To quote a phrase: if you look up “sex symbol” in the dictionary, a photo of Marilyn Monroe would stand alone. (And Probably take up the whole page) Her myth endures despite the nearly 50 years since her death of an overdose of sleeping pills. Part indomitable goddess, part vulnerable child-woman, nifty actress, insoluble enigma. Who the hell’s going to play her onscreen?
Michelle Williams!?!?
Much as I loved Williams in Wendy and Lucy, Blue Valentine, and Brokeback Mountain, this observer and many others were skeptical she could pull it off. The glamor quotient was something she hadn’t previously displayed.

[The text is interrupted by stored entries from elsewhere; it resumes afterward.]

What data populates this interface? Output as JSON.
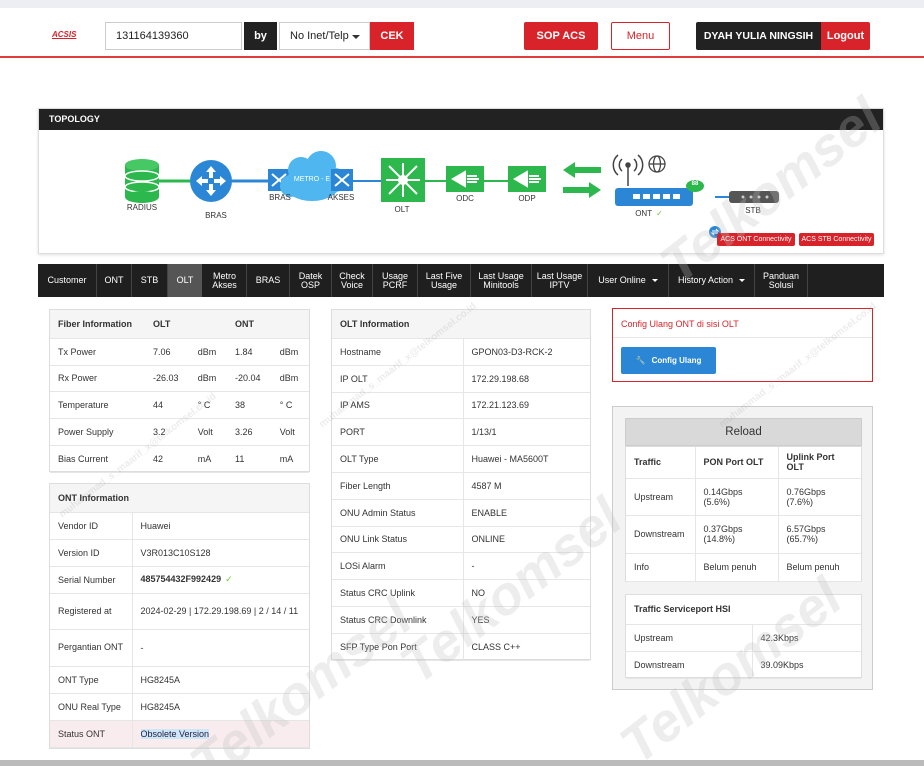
{
  "header": {
    "logo": "ACSIS",
    "search_value": "131164139360",
    "by_label": "by",
    "search_type": "No Inet/Telp",
    "cek_label": "CEK",
    "sop_label": "SOP ACS",
    "menu_label": "Menu",
    "user_name": "DYAH YULIA NINGSIH",
    "logout_label": "Logout"
  },
  "topology": {
    "title": "TOPOLOGY",
    "nodes": {
      "radius": "RADIUS",
      "bras": "BRAS",
      "bras2": "BRAS",
      "metro": "METRO - E",
      "akses": "AKSES",
      "olt": "OLT",
      "odc": "ODC",
      "odp": "ODP",
      "ont": "ONT",
      "stb": "STB"
    },
    "ont_signal": "88",
    "acs_ont": "ACS ONT Connectivity",
    "acs_stb": "ACS STB Connectivity"
  },
  "tabs": [
    {
      "label": "Customer"
    },
    {
      "label": "ONT"
    },
    {
      "label": "STB"
    },
    {
      "label": "OLT"
    },
    {
      "label": "Metro Akses"
    },
    {
      "label": "BRAS"
    },
    {
      "label": "Datek OSP"
    },
    {
      "label": "Check Voice"
    },
    {
      "label": "Usage PCRF"
    },
    {
      "label": "Last Five Usage"
    },
    {
      "label": "Last Usage Minitools"
    },
    {
      "label": "Last Usage IPTV"
    },
    {
      "label": "User Online"
    },
    {
      "label": "History Action"
    },
    {
      "label": "Panduan Solusi"
    }
  ],
  "fiber": {
    "headers": [
      "Fiber Information",
      "OLT",
      "ONT"
    ],
    "rows": [
      [
        "Tx Power",
        "7.06",
        "dBm",
        "1.84",
        "dBm"
      ],
      [
        "Rx Power",
        "-26.03",
        "dBm",
        "-20.04",
        "dBm"
      ],
      [
        "Temperature",
        "44",
        "° C",
        "38",
        "° C"
      ],
      [
        "Power Supply",
        "3.2",
        "Volt",
        "3.26",
        "Volt"
      ],
      [
        "Bias Current",
        "42",
        "mA",
        "11",
        "mA"
      ]
    ]
  },
  "ont_info": {
    "title": "ONT Information",
    "rows": [
      [
        "Vendor ID",
        "Huawei"
      ],
      [
        "Version ID",
        "V3R013C10S128"
      ],
      [
        "Serial Number",
        "485754432F992429"
      ],
      [
        "Registered at",
        "2024-02-29 | 172.29.198.69 | 2 / 14 / 11"
      ],
      [
        "Pergantian ONT",
        "-"
      ],
      [
        "ONT Type",
        "HG8245A"
      ],
      [
        "ONU Real Type",
        "HG8245A"
      ],
      [
        "Status ONT",
        "Obsolete Version"
      ]
    ]
  },
  "olt_info": {
    "title": "OLT Information",
    "rows": [
      [
        "Hostname",
        "GPON03-D3-RCK-2"
      ],
      [
        "IP OLT",
        "172.29.198.68"
      ],
      [
        "IP AMS",
        "172.21.123.69"
      ],
      [
        "PORT",
        "1/13/1"
      ],
      [
        "OLT Type",
        "Huawei - MA5600T"
      ],
      [
        "Fiber Length",
        "4587 M"
      ],
      [
        "ONU Admin Status",
        "ENABLE"
      ],
      [
        "ONU Link Status",
        "ONLINE"
      ],
      [
        "LOSi Alarm",
        "-"
      ],
      [
        "Status CRC Uplink",
        "NO"
      ],
      [
        "Status CRC Downlink",
        "YES"
      ],
      [
        "SFP Type Pon Port",
        "CLASS C++"
      ]
    ]
  },
  "config": {
    "title": "Config Ulang ONT di sisi OLT",
    "button": "Config Ulang"
  },
  "traffic": {
    "reload": "Reload",
    "headers": [
      "Traffic",
      "PON Port OLT",
      "Uplink Port OLT"
    ],
    "rows": [
      [
        "Upstream",
        "0.14Gbps",
        "(5.6%)",
        "0.76Gbps",
        "(7.6%)"
      ],
      [
        "Downstream",
        "0.37Gbps",
        "(14.8%)",
        "6.57Gbps",
        "(65.7%)"
      ],
      [
        "Info",
        "Belum penuh",
        "",
        "Belum penuh",
        ""
      ]
    ],
    "hsi_title": "Traffic Serviceport HSI",
    "hsi_rows": [
      [
        "Upstream",
        "42.3Kbps"
      ],
      [
        "Downstream",
        "39.09Kbps"
      ]
    ]
  },
  "watermark": {
    "brand": "Telkomsel",
    "user": "muhammad_s_maarif_x@telkomsel.co.id"
  },
  "colors": {
    "accent": "#d8232a",
    "topology_green": "#2db84d",
    "topology_blue": "#2b87d6"
  }
}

While very easy on the eyes, did she have the right kind of looks? Could she pull that grace off on screen? I was mistaken in ever thinking she couldn’t
My Week With Marilyn Williams is a hands-down Oscar nominee and deservedly so. Some might say that the rest of the film strikes one of “peanut-butter-and-jelly” alongside Williams’ foie gras and truffles. But the moment Williams walks on screen the screen the movie continually scintillates and provokes.

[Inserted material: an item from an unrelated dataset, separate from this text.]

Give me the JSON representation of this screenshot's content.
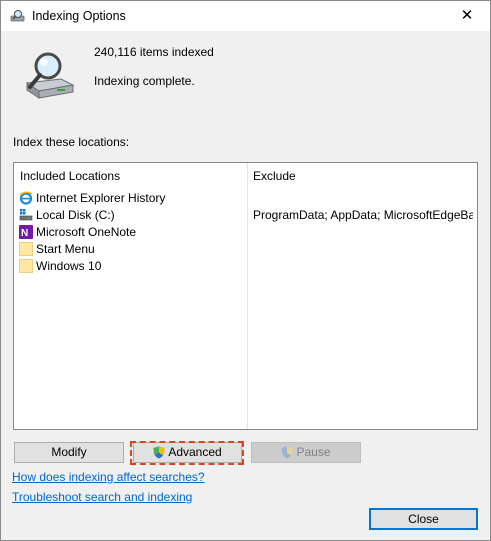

The Movie Star Marilyn “illusion” Williams puts out, while never synthetic, balances perfectly with her private Marilyn’s self-awareness regarding her own fragility. She seems ready to fall apart totally one moment, then snaps into a totally in command flirtation mode, complete with a knowing wink and giggle, whether the object is the adoring public or press, or this film’s main character, Colin Clark, third director on Monroe’s new film, The Prince and The Showgirl. There is an art to projecting a multi-facted personality, especially one of this magnitude, without caving in to cliches or mockery. Williams’ Marilyn always seems of a whole cloth while effortlessly segueing from glamor queen to emotionally bruised damsel and back again.
The Prince and The Showgirl was directed by the legendary Laurence Olivier (Kenneth Branaugh), who is also Monroe’s co-star in the film. Much is made of the tension between Olivier and his classically trained cast (including a sympathetic-to-Marilyn Judi Dench) and the absent-minded, struggling Monroe, who uses the newfangled method acting style and actually brings a protective coach with her on the set. Branaugh’s preformance is either likely to be brushed aside and taken for granted or overpraised. His Olivier, while witty and perceptive, doesn’t exactly imbue the character with depth, although that is largely the fault of Simon Curtis and Colin Clark’s screenplay, based on Clark’s memoir from the 1990s. Olivier’s wife, the renowned actress Vivien Leigh (Julia Ormand) is shortchanged even further, reduced to a jealous, petty shrew.
My Week With Marilyn, had it strived for more than a snapshot sketch (albeit an intriguing one) might have overshot its mark. Limited by the confines of an earnest (and embellished?) account of a stranger to Marilyn who’s suddenly given intimate proximity, the film is able to approach its subject at a comfortable distance looking in. Yet since this isn’t a “real” biopic, the lightness of so much insider movie-making (while well-done) and huffiness on the part of Marilyn’s advisers often overshadow Marilyn herself. We couldn’t care less about Curtis (Eddie Redmayne) except his bringing us to Marilyn, yet he’s in what seems like an interminable number of scenes without a trace of Marilyn.
Luckily, Williams takes the proceedings up several notches. As the story unwinds, her seriousness and faith in her subject both sustain the film and give the viewer the feeling that, yes, Marilyn could very well have been much like this. At first a puzzle inside of an enigma, but by the conclusion of My Week With Marilyn, a Norma Jeane Baker, who’s at once absurd, complex, and finally, capable of being understood.